Country Risk Ratings Misrepresent Leader for Fiscal, Monetary Stability

ESG Guatemala
Given her strong economic indicators, Guatemala deserves investment-grade status. (Andrés Sebastián Díaz)

Lea en español.

Editor’s note: this is the second in a three-part series by Nicholas Virzi examining the implications of ESG factors with regards to national ratings and government policies. Read the first and third part of the series.

This article focuses on the international scores that Guatemala receives on ESG matters and how these impact her credit ratings and, consequently, her borrowing costs. The World Bank, whose data the country risk agencies are wont to reference, has a thorough, established ESG framework. The World Bank’s scores on ESG matters such as governance and the environment are considered by the country risk agencies in their final evaluations of a particular country.

To start, one should note that Guatemala has among the best country risk ratings in her region, having been upgraded by Fitch in 2023 and Standard & Poor in 2024. On the international level, Guatemala can be counted on to have a stable exchange rate, low-to-moderate inflation, high monetary reserves, and historically low fiscal deficits and low public debt (World Bank). These factors led the Bank of America to affirm:

“Guatemala’s macroeconomic history is among the best from the perspective of the investor. This is why we recommend buying Guatemalan products.”
– Alexander Müller, chief economist for the Andean Region, Central America, and the Caribbean

Guatemala’s historic macroeconomic stability and sound monetary policy, backed by hard data, have been exceptional in the developing world. However, her country risk ratings are negatively impacted by the less positive assessments on ESG matters.

Guatemala deserves much better risk ratings.

The Environmental Pillar

According to the World Bank, its environmental pillar:

“measures the sustainability of a country’s economic performance given its natural resource endowment, management, its risk or resilience to climate change, and other natural hazards. It pays particular attention to the internalization of environmental externalities created by economic activity. It also accounts for sustainable energy access and food security, crucial factors for stable long-term economic growth.”

The factors that the World Bank takes into account in its environmental pillar include the following variables:

  • CO2 emissions, in metric tons per capita;
  • renewable electricity output, as a percentage of total electricity output;
  • renewable energy consumption as a percentage of total final energy consumption.
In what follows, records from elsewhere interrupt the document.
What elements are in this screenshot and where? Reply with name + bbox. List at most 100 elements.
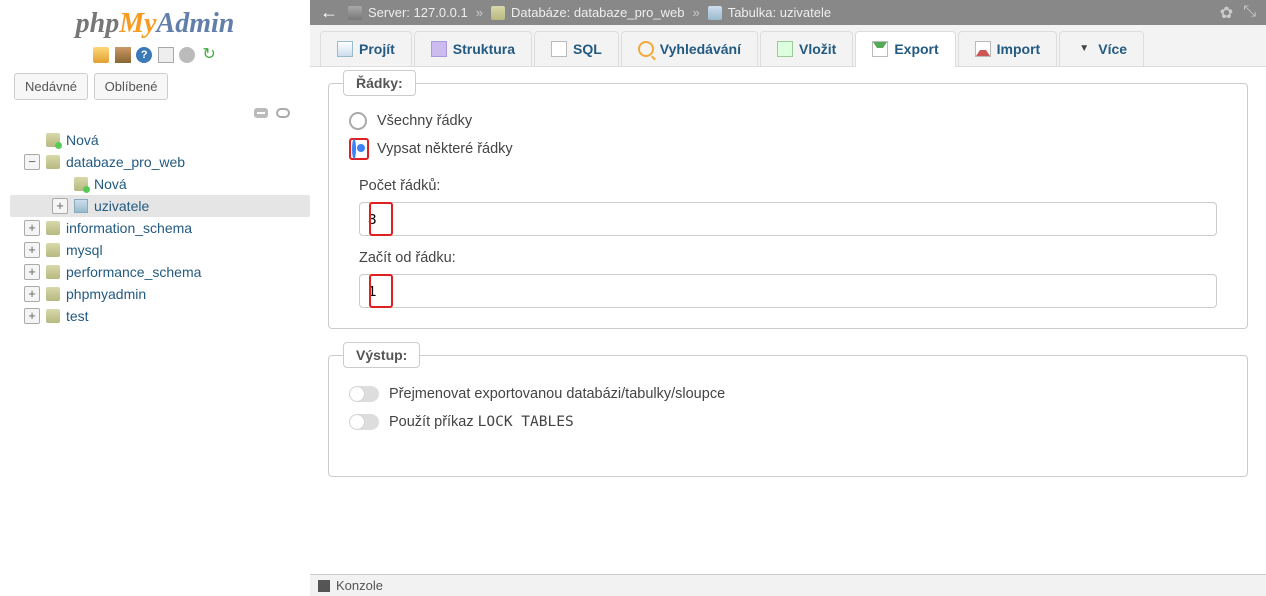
collapse-controls (0, 104, 310, 127)
expand-icon[interactable]: + (52, 198, 68, 214)
tab-insert[interactable]: Vložit (760, 31, 853, 66)
bc-label: Tabulka: (728, 5, 776, 20)
settings-icon[interactable] (179, 47, 195, 63)
sidebar: phpMyAdmin ? ↻ Nedávné Oblíbené Nová − d… (0, 0, 310, 596)
tab-more[interactable]: ▼Více (1059, 31, 1144, 66)
row-start-label: Začít od řádku: (359, 250, 1227, 266)
toggle-label: Použít příkaz LOCK TABLES (389, 414, 574, 430)
sql-icon (551, 41, 567, 57)
page-settings-icon[interactable]: ✿ (1220, 3, 1233, 23)
table-icon (708, 6, 722, 20)
breadcrumb-server[interactable]: Server: 127.0.0.1 (348, 5, 468, 20)
help-icon[interactable]: ? (136, 47, 152, 63)
expand-icon[interactable]: + (24, 220, 40, 236)
tree-label: uzivatele (94, 198, 149, 214)
row-start-input[interactable] (359, 274, 1217, 308)
tree-tabs: Nedávné Oblíbené (0, 67, 310, 104)
toggle-rename[interactable]: Přejmenovat exportovanou databázi/tabulk… (349, 380, 1227, 408)
toggle-switch[interactable] (349, 386, 379, 402)
toggle-lock-tables[interactable]: Použít příkaz LOCK TABLES (349, 408, 1227, 436)
output-legend: Výstup: (343, 342, 420, 368)
radio-icon[interactable] (352, 139, 356, 159)
tree-new-db[interactable]: Nová (10, 129, 310, 151)
recent-tab[interactable]: Nedávné (14, 73, 88, 100)
toggle-switch[interactable] (349, 414, 379, 430)
browse-icon (337, 41, 353, 57)
import-icon (975, 41, 991, 57)
tree-table-uzivatele[interactable]: + uzivatele (10, 195, 310, 217)
rows-fieldset: Řádky: Všechny řádky Vypsat některé řádk… (328, 83, 1248, 329)
tree-perf-schema[interactable]: + performance_schema (10, 261, 310, 283)
favorite-tab[interactable]: Oblíbené (94, 73, 169, 100)
radio-all-rows[interactable]: Všechny řádky (349, 108, 1227, 134)
tree-label: phpmyadmin (66, 286, 146, 302)
expand-icon[interactable]: + (24, 286, 40, 302)
row-count-label: Počet řádků: (359, 178, 1227, 194)
home-icon[interactable] (93, 47, 109, 63)
collapse-icon[interactable]: − (24, 154, 40, 170)
server-icon (348, 6, 362, 20)
new-db-icon (46, 133, 60, 147)
search-icon (638, 41, 654, 57)
tab-browse[interactable]: Projít (320, 31, 412, 66)
tab-export[interactable]: Export (855, 31, 955, 66)
new-table-icon (74, 177, 88, 191)
bc-label: Server: (368, 5, 410, 20)
main-panel: ← Server: 127.0.0.1 » Databáze: databaze… (310, 0, 1266, 596)
radio-icon[interactable] (349, 112, 367, 130)
tab-sql[interactable]: SQL (534, 31, 619, 66)
tab-import[interactable]: Import (958, 31, 1058, 66)
tree-pma[interactable]: + phpmyadmin (10, 283, 310, 305)
tree-db-web[interactable]: − databaze_pro_web (10, 151, 310, 173)
docs-icon[interactable] (158, 47, 174, 63)
tree-test[interactable]: + test (10, 305, 310, 327)
tree-label: Nová (66, 132, 99, 148)
breadcrumb-bar: ← Server: 127.0.0.1 » Databáze: databaze… (310, 0, 1266, 25)
breadcrumb-separator: » (476, 5, 483, 20)
database-icon (46, 309, 60, 323)
database-icon (46, 155, 60, 169)
tree-label: information_schema (66, 220, 192, 236)
breadcrumb-table[interactable]: Tabulka: uzivatele (708, 5, 831, 20)
bc-value: 127.0.0.1 (414, 5, 468, 20)
tree-info-schema[interactable]: + information_schema (10, 217, 310, 239)
collapse-top-icon[interactable]: ⤡ (1243, 3, 1256, 23)
row-count-input[interactable] (359, 202, 1217, 236)
tree-db-web-new[interactable]: Nová (10, 173, 310, 195)
db-tree: Nová − databaze_pro_web Nová + uzivatele… (0, 127, 310, 327)
structure-icon (431, 41, 447, 57)
expand-icon[interactable]: + (24, 242, 40, 258)
bc-value: uzivatele (780, 5, 831, 20)
table-icon (74, 199, 88, 213)
console-label: Konzole (336, 578, 383, 593)
exit-icon[interactable] (115, 47, 131, 63)
tab-bar: Projít Struktura SQL Vyhledávání Vložit … (310, 25, 1266, 67)
database-icon (46, 287, 60, 301)
expand-icon[interactable]: + (24, 308, 40, 324)
content-area: Řádky: Všechny řádky Vypsat některé řádk… (310, 67, 1266, 586)
breadcrumb-database[interactable]: Databáze: databaze_pro_web (491, 5, 684, 20)
tree-mysql[interactable]: + mysql (10, 239, 310, 261)
bc-value: databaze_pro_web (574, 5, 685, 20)
chevron-down-icon: ▼ (1076, 41, 1092, 57)
link-icon[interactable] (276, 108, 290, 118)
tree-label: mysql (66, 242, 103, 258)
toggle-label: Přejmenovat exportovanou databázi/tabulk… (389, 386, 725, 402)
radio-label: Všechny řádky (377, 113, 472, 129)
console-bar[interactable]: Konzole (310, 574, 1266, 596)
back-arrow-icon[interactable]: ← (320, 2, 338, 23)
tree-label: test (66, 308, 89, 324)
tab-structure[interactable]: Struktura (414, 31, 532, 66)
tree-label: databaze_pro_web (66, 154, 185, 170)
logo[interactable]: phpMyAdmin (0, 0, 310, 42)
reload-icon[interactable]: ↻ (201, 47, 217, 63)
export-icon (872, 41, 888, 57)
rows-legend: Řádky: (343, 70, 416, 96)
expand-icon[interactable]: + (24, 264, 40, 280)
tab-search[interactable]: Vyhledávání (621, 31, 758, 66)
radio-label: Vypsat některé řádky (377, 141, 513, 157)
radio-some-rows[interactable]: Vypsat některé řádky (349, 134, 1227, 164)
bc-label: Databáze: (511, 5, 570, 20)
collapse-all-icon[interactable] (254, 108, 268, 118)
database-icon (46, 221, 60, 235)
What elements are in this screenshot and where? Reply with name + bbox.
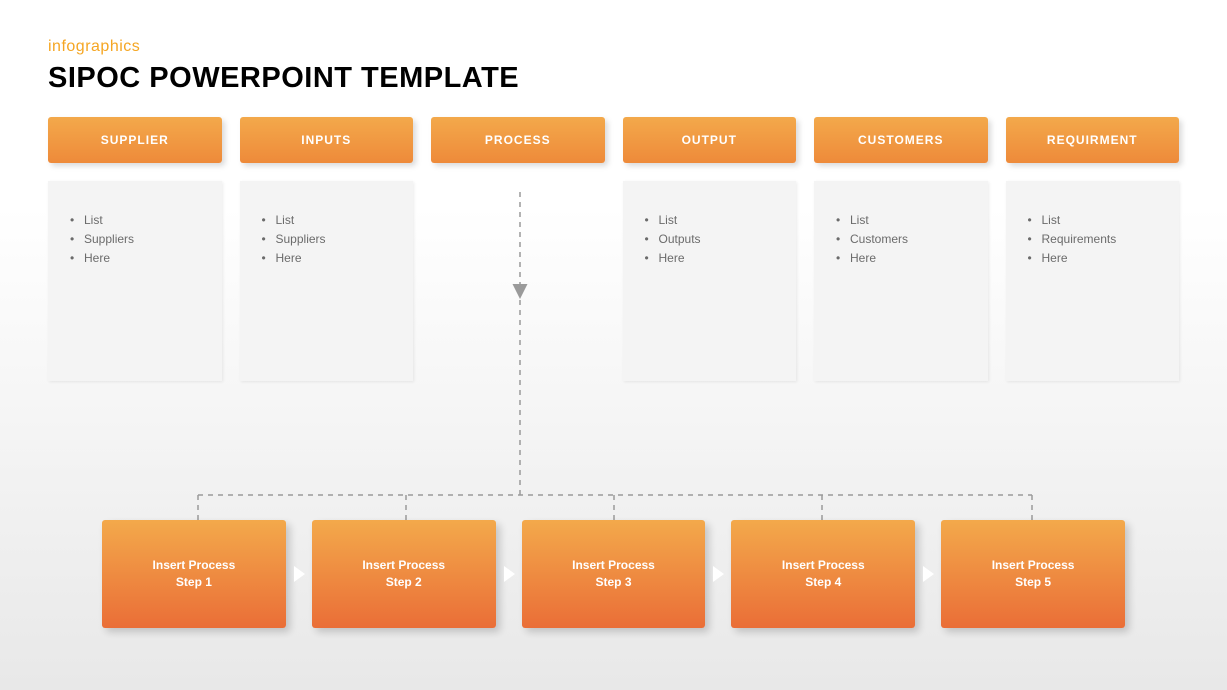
list-item: Customers	[836, 230, 974, 249]
list-item: List	[836, 211, 974, 230]
process-step-5: Insert Process Step 5	[941, 520, 1125, 628]
process-step-2: Insert Process Step 2	[312, 520, 496, 628]
arrow-right-icon	[504, 566, 515, 582]
list-item: Here	[645, 249, 783, 268]
list-item: List	[262, 211, 400, 230]
step-label-line2: Step 5	[1015, 574, 1051, 591]
column-body: List Suppliers Here	[48, 181, 222, 381]
arrow-right-icon	[713, 566, 724, 582]
column-header: CUSTOMERS	[814, 117, 988, 163]
column-inputs: INPUTS List Suppliers Here	[240, 117, 414, 381]
list-item: List	[645, 211, 783, 230]
step-label-line2: Step 2	[386, 574, 422, 591]
list-item: Suppliers	[262, 230, 400, 249]
column-header: INPUTS	[240, 117, 414, 163]
step-label-line2: Step 3	[595, 574, 631, 591]
step-label-line2: Step 1	[176, 574, 212, 591]
list-item: Suppliers	[70, 230, 208, 249]
slide-header: infographics SIPOC POWERPOINT TEMPLATE	[0, 0, 1227, 95]
column-body: List Outputs Here	[623, 181, 797, 381]
step-label-line1: Insert Process	[153, 557, 236, 574]
step-label-line1: Insert Process	[572, 557, 655, 574]
column-header: OUTPUT	[623, 117, 797, 163]
list-item: Requirements	[1028, 230, 1166, 249]
arrow-right-icon	[294, 566, 305, 582]
column-customers: CUSTOMERS List Customers Here	[814, 117, 988, 381]
step-label-line1: Insert Process	[362, 557, 445, 574]
column-header: SUPPLIER	[48, 117, 222, 163]
column-body: List Customers Here	[814, 181, 988, 381]
sipoc-columns: SUPPLIER List Suppliers Here INPUTS List…	[0, 95, 1227, 381]
list-item: List	[1028, 211, 1166, 230]
column-process: PROCESS	[431, 117, 605, 381]
list-item: Here	[70, 249, 208, 268]
process-steps: Insert Process Step 1 Insert Process Ste…	[0, 520, 1227, 628]
arrow-right-icon	[923, 566, 934, 582]
column-supplier: SUPPLIER List Suppliers Here	[48, 117, 222, 381]
list-item: Here	[262, 249, 400, 268]
subtitle: infographics	[48, 38, 1227, 56]
column-body: List Suppliers Here	[240, 181, 414, 381]
step-label-line1: Insert Process	[992, 557, 1075, 574]
column-body-empty	[431, 181, 605, 381]
column-requirement: REQUIRMENT List Requirements Here	[1006, 117, 1180, 381]
list-item: List	[70, 211, 208, 230]
process-step-4: Insert Process Step 4	[731, 520, 915, 628]
step-label-line2: Step 4	[805, 574, 841, 591]
column-header: PROCESS	[431, 117, 605, 163]
step-label-line1: Insert Process	[782, 557, 865, 574]
column-body: List Requirements Here	[1006, 181, 1180, 381]
process-step-1: Insert Process Step 1	[102, 520, 286, 628]
process-step-3: Insert Process Step 3	[522, 520, 706, 628]
page-title: SIPOC POWERPOINT TEMPLATE	[48, 62, 1227, 95]
list-item: Outputs	[645, 230, 783, 249]
column-header: REQUIRMENT	[1006, 117, 1180, 163]
list-item: Here	[836, 249, 974, 268]
column-output: OUTPUT List Outputs Here	[623, 117, 797, 381]
list-item: Here	[1028, 249, 1166, 268]
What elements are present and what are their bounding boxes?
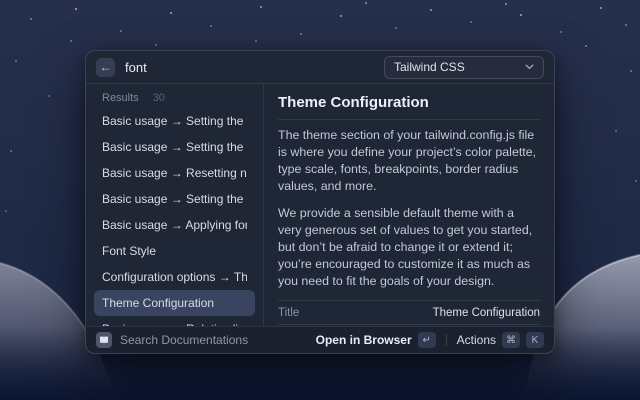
description-paragraph: The theme section of your tailwind.confi… <box>278 127 540 195</box>
result-item[interactable]: Font Style <box>94 238 255 264</box>
detail-title: Theme Configuration <box>278 94 540 111</box>
app-label: Search Documentations <box>120 333 248 347</box>
metadata-value-text: Theme Configuration <box>433 307 540 319</box>
stars <box>0 0 2 2</box>
results-count: 30 <box>153 92 165 104</box>
result-item[interactable]: Theme Configuration <box>94 290 255 316</box>
search-query[interactable]: font <box>125 60 147 75</box>
docset-dropdown[interactable]: Tailwind CSS <box>384 56 544 79</box>
metadata-table: Title Theme Configuration Language <box>278 300 540 326</box>
result-item-label: Basic usage → Resetting numeric fo... <box>102 166 247 180</box>
description-paragraph: We provide a sensible default theme with… <box>278 205 540 290</box>
results-header: Results 30 <box>94 90 255 108</box>
actions-label: Actions <box>457 333 496 347</box>
metadata-value: Theme Configuration <box>433 307 540 319</box>
detail-panel: Theme Configuration The theme section of… <box>264 84 554 326</box>
result-item[interactable]: Basic usage → Setting the font size <box>94 134 255 160</box>
window-topbar: ← font Tailwind CSS <box>86 51 554 84</box>
search-documentations-icon <box>96 332 112 348</box>
result-item[interactable]: Basic usage → Applying font smooth... <box>94 212 255 238</box>
result-item[interactable]: Configuration options → Theme <box>94 264 255 290</box>
footer-actions: Open in Browser ↵ Actions ⌘ K <box>316 332 544 348</box>
results-label: Results <box>102 92 139 104</box>
chevron-down-icon <box>525 64 534 70</box>
k-keycap: K <box>526 332 544 348</box>
window-body: Results 30 Basic usage → Setting the fon… <box>86 84 554 326</box>
metadata-label: Title <box>278 307 299 319</box>
return-keycap: ↵ <box>418 332 436 348</box>
open-in-browser-label: Open in Browser <box>316 333 412 347</box>
open-in-browser-button[interactable]: Open in Browser ↵ <box>316 332 436 348</box>
actions-button[interactable]: Actions ⌘ K <box>457 332 544 348</box>
divider <box>278 119 540 120</box>
footer-separator <box>446 334 447 346</box>
result-item-label: Theme Configuration <box>102 296 214 310</box>
search-documentations-window: ← font Tailwind CSS Results 30 Basic usa… <box>85 50 555 354</box>
result-item[interactable]: Basic usage → Resetting numeric fo... <box>94 160 255 186</box>
docset-selected-label: Tailwind CSS <box>394 60 465 74</box>
results-panel: Results 30 Basic usage → Setting the fon… <box>86 84 264 326</box>
result-item-label: Font Style <box>102 244 156 258</box>
result-item[interactable]: Basic usage → Setting the font weight <box>94 186 255 212</box>
command-keycap: ⌘ <box>502 332 520 348</box>
back-button[interactable]: ← <box>96 58 115 77</box>
result-item-label: Basic usage → Setting the font family <box>102 114 247 128</box>
result-item[interactable]: Basic usage → Setting the font family <box>94 108 255 134</box>
result-item-label: Configuration options → Theme <box>102 270 247 284</box>
window-footer: Search Documentations Open in Browser ↵ … <box>86 326 554 353</box>
result-item[interactable]: Basic usage → Relative line-heights <box>94 316 255 326</box>
result-item-label: Basic usage → Applying font smooth... <box>102 218 247 232</box>
metadata-row: Title Theme Configuration <box>278 304 540 325</box>
result-item-label: Basic usage → Setting the font size <box>102 140 247 154</box>
result-item-label: Basic usage → Setting the font weight <box>102 192 247 206</box>
back-arrow-icon: ← <box>100 58 112 77</box>
footer-app: Search Documentations <box>96 332 248 348</box>
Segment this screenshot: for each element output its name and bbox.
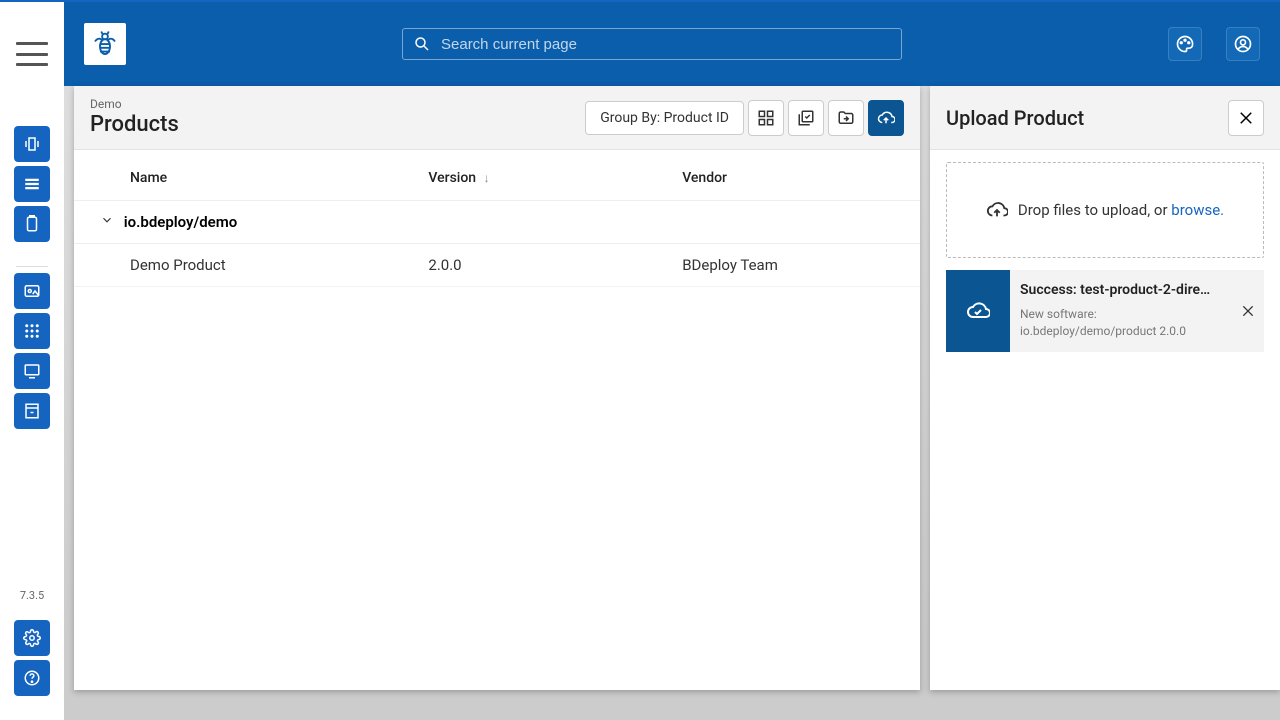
col-version-label: Version — [428, 170, 476, 186]
help-icon — [23, 669, 41, 687]
upload-result-card: Success: test-product-2-dire… New softwa… — [946, 270, 1264, 352]
gear-icon — [23, 629, 41, 647]
library-check-icon — [797, 109, 815, 127]
upload-item-subtitle: New software: io.bdeploy/demo/product 2.… — [1020, 306, 1222, 340]
drop-text: Drop files to upload, or — [1018, 201, 1171, 219]
settings-button[interactable] — [14, 620, 50, 656]
col-version[interactable]: Version ↓ — [412, 150, 666, 201]
col-name[interactable]: Name — [74, 150, 412, 201]
chevron-down-icon — [100, 213, 120, 227]
bulk-button[interactable] — [788, 100, 824, 136]
palette-icon — [1175, 34, 1195, 54]
app-version: 7.3.5 — [20, 589, 44, 602]
page-title: Products — [90, 112, 179, 138]
app-logo — [84, 23, 126, 65]
cell-version: 2.0.0 — [412, 244, 666, 287]
cloud-upload-icon — [877, 109, 895, 127]
table-row[interactable]: Demo Product 2.0.0 BDeploy Team — [74, 244, 920, 287]
browse-link[interactable]: browse. — [1171, 201, 1224, 219]
rail-btn-7[interactable] — [14, 393, 50, 429]
rail-btn-4[interactable] — [14, 273, 50, 309]
close-icon — [1240, 303, 1256, 319]
upload-item-title: Success: test-product-2-dire… — [1020, 282, 1222, 298]
account-button[interactable] — [1226, 27, 1260, 61]
breadcrumb[interactable]: Demo — [90, 97, 179, 111]
search-input[interactable] — [402, 28, 902, 60]
col-vendor[interactable]: Vendor — [666, 150, 920, 201]
grid-icon — [757, 109, 775, 127]
group-by-button[interactable]: Group By: Product ID — [585, 101, 744, 135]
search-field[interactable] — [439, 35, 891, 54]
upload-status-icon — [946, 270, 1010, 352]
folder-import-icon — [837, 109, 855, 127]
rail-btn-6[interactable] — [14, 353, 50, 389]
cloud-done-icon — [966, 299, 990, 323]
dropzone[interactable]: Drop files to upload, or browse. — [946, 162, 1264, 258]
cell-vendor: BDeploy Team — [666, 244, 920, 287]
close-panel-button[interactable] — [1228, 100, 1264, 136]
group-row[interactable]: io.bdeploy/demo — [74, 201, 920, 244]
upload-panel-title: Upload Product — [946, 106, 1084, 130]
rail-divider — [16, 266, 48, 267]
cell-name: Demo Product — [74, 244, 412, 287]
rail-btn-2[interactable] — [14, 166, 50, 202]
group-id: io.bdeploy/demo — [124, 213, 238, 231]
help-button[interactable] — [14, 660, 50, 696]
sort-desc-icon: ↓ — [484, 171, 490, 185]
search-icon — [413, 35, 431, 53]
rail-btn-1[interactable] — [14, 126, 50, 162]
import-button[interactable] — [828, 100, 864, 136]
account-icon — [1233, 34, 1253, 54]
card-view-button[interactable] — [748, 100, 784, 136]
theme-button[interactable] — [1168, 27, 1202, 61]
menu-toggle[interactable] — [16, 42, 48, 66]
rail-btn-3[interactable] — [14, 206, 50, 242]
upload-button[interactable] — [868, 100, 904, 136]
cloud-upload-icon — [986, 199, 1008, 221]
dismiss-upload-button[interactable] — [1232, 270, 1264, 352]
close-icon — [1237, 109, 1255, 127]
rail-btn-5[interactable] — [14, 313, 50, 349]
bee-icon — [90, 29, 120, 59]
On CO2 emissions, measured in metric tons per capita, Guatemala’s last globally comparable data point (in 2015) was 1.06. This compares to 2.82 for Latin America and the Caribbean (LCN), 5.71 for the upper-middle-income (UMI) category, to which Guatemala belongs, and 4.6 for the world average, as per the World Bank database.

On renewable energy, Guatemala also stands out. Guatemala’s renewable electricity output as a percentage of total electricity output, as of the last internationally comparable measure (2015), stood at 60.4 percent. This was almost nine percentage points above the LCN regional average (51.7 percent in 2015), an estimated 35 above the UMI average (25.54 percent), and 37 above the world average (22.85 percent).

On energy consumption, Guatemala also leads. Guatemala’s renewable energy consumption as a percentage of total final energy consumption was last reported by the World Bank to be at 63.3 percent. This is far more than the average percentage reported for the LCN region (28.2), the UMI category (14.6), and the world average (17.4).

In sum, Guatemala scores above the LCN region, the world, and the UMI countries, in emissions, renewable electricity output, and renewable energy consumption.

The Social Pillar

According to the World Bank’s ESG framework:

“The social pillar quantifies the sustainability of a country’s economic performance with regard to its efficacy in meeting the basic needs of its population, reducing poverty, managing of social and equity issues, and investing in human capital and productivity.”

In the social pillar, there is no escaping the fact that Guatemala faces significant challenges in reducing high poverty levels. However, many of the recommendations given by the international organizations that evaluate Guatemala’s development prospects would directly degrade opportunities for industrialization and economic growth. International recommendations on increasing wages and labor regulations, for example, would negatively affect Guatemala’s competitiveness, growth, and poverty-reduction prospects.

The Governance Pillar

The World Bank has a database for its Worldwide Governance Indicators (WGI), which are scored on a percentile scale going from 0 to 100 (100 is the best). The WGIs cover the following general indicators:

Government

  • effectiveness;
  • regulatory quality.

Human rights

  • voice and accountability.

Stability, rule of law

  • control of corruption;
  • rule of law;
  • political stability;
  • absence of political violence.

The governance pillar is where Guatemala’s country risk ratings are most unfairly affected.

On control of corruption, Guatemala is given a percentile score of 11.32 out of 100. This is worse than the score given to famously corrupt states like Russia and Ukraine, and even failed entities such as Afghanistan, Lebanon, and Gaza.

Similarly, on the rule of law, Guatemala scores 13.2, worse than Ukraine, Iran, Ethiopia, and Gaza. Under any objective measure, Guatemala is not in the same position as Gaza, a failed, terrorist entity.

On voice and accountability, Guatemala is given a percentile score of 33.82, a worse score than Ukraine, which has canceled elections, Bolivia, which recently was reported to have suffered an attempted military coup, and El Salvador, where the term-limited president Bukele won a sham reelection.

In sum, the ESG scores used to downgrade Guatemala’s country risk rating are more than questionable. Given her strong economic indicators, Guatemala deserves investment-grade status. Political evaluations should not be used to degrade the economic potential of developing countries like Guatemala. The end result will only be more poverty and illegal immigration into the United States.


This article reflects the views of the author and not necessarily the views of the Impunity Observer.